The bacterial infection diphtheria also causes breathing difficulties in young children, although it is now very rare in the UK as babies are routinely immunized against the disease. However, if the child has not been immunized against diphtheria the doctor will need to ascertain whether this may be the cause of the breathing problem.

To do this the doctor will take a throat swab so that any bacteria present can be grown in a laboratory and identified.

What can I do myself?

The child should be reassured and treated with moist air. A humidifier in the bedroom is helpful, and the child should be encouraged to drink plenty of fluids and to rest. If coughing becomes severe, get the child to breathe steamy air, for example in a bathroom.

Is croup dangerous?

If the child cannot breath, he or she will need urgent medical attention.

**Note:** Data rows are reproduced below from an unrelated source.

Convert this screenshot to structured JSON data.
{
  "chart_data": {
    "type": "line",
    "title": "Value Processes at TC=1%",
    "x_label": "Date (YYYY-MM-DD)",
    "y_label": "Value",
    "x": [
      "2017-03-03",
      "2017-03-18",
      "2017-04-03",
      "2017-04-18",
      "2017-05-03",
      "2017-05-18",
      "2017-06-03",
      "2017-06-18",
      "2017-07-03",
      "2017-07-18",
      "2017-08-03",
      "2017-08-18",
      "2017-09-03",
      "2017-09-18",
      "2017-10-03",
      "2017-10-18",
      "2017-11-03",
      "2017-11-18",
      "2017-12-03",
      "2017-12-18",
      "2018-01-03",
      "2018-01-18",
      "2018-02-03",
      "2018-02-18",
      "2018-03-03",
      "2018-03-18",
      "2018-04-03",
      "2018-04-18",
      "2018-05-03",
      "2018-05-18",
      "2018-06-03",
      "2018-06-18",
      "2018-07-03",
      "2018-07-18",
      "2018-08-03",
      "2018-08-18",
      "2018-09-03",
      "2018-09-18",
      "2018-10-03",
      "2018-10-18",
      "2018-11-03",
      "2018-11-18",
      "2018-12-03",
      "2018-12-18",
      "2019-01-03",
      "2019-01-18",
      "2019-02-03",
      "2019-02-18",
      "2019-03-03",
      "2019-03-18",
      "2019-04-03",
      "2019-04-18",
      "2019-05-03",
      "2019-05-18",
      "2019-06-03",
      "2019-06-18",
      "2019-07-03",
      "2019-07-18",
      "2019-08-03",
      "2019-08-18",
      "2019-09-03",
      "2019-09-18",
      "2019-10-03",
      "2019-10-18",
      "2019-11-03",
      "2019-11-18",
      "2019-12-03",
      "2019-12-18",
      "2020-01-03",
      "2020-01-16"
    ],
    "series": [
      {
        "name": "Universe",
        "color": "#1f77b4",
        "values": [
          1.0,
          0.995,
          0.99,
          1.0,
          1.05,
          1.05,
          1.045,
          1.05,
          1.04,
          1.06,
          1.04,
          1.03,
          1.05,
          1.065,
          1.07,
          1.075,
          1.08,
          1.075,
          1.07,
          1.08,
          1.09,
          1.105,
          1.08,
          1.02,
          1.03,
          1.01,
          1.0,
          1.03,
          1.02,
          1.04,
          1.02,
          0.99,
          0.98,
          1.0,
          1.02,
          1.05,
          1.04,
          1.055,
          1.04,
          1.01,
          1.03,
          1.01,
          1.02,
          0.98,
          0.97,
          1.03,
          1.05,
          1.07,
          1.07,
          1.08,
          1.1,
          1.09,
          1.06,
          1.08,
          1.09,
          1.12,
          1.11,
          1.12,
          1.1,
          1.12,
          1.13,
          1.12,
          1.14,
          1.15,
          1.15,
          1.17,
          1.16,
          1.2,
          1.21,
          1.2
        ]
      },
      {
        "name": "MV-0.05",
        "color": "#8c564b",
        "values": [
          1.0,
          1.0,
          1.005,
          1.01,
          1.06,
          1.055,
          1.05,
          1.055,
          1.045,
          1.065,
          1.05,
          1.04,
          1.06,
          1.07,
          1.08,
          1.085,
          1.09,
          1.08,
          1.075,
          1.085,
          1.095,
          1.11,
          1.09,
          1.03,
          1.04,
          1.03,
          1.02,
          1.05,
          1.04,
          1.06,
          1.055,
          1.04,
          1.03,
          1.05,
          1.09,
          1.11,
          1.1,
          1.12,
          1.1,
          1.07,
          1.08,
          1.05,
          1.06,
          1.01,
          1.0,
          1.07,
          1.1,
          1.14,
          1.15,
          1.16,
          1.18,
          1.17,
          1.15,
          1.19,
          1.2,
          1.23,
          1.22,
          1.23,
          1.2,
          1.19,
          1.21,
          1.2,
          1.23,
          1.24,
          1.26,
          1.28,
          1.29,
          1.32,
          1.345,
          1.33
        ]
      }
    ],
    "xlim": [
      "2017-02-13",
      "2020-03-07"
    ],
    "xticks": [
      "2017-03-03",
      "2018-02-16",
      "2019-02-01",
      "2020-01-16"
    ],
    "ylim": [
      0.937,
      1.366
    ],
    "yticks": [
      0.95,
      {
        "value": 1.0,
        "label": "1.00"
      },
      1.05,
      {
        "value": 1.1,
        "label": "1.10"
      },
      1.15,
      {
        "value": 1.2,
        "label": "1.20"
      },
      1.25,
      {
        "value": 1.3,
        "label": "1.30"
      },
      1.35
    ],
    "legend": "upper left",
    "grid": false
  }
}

However, although croup can be frightening it is rarely dangerous. Even severe cases that need intubation (the insertion of a breathing tube) usually rectify themselves completely within a few days.


Epiglottitis, a serious condition caused by a bacterium, may be confused with croup. It is caused by infection of the epiglottis (a tiny protuberance at the back of the throat that prevents food from going down the windpipe). When this happens, breathing is completely obstructed and the condition can be life-threatening.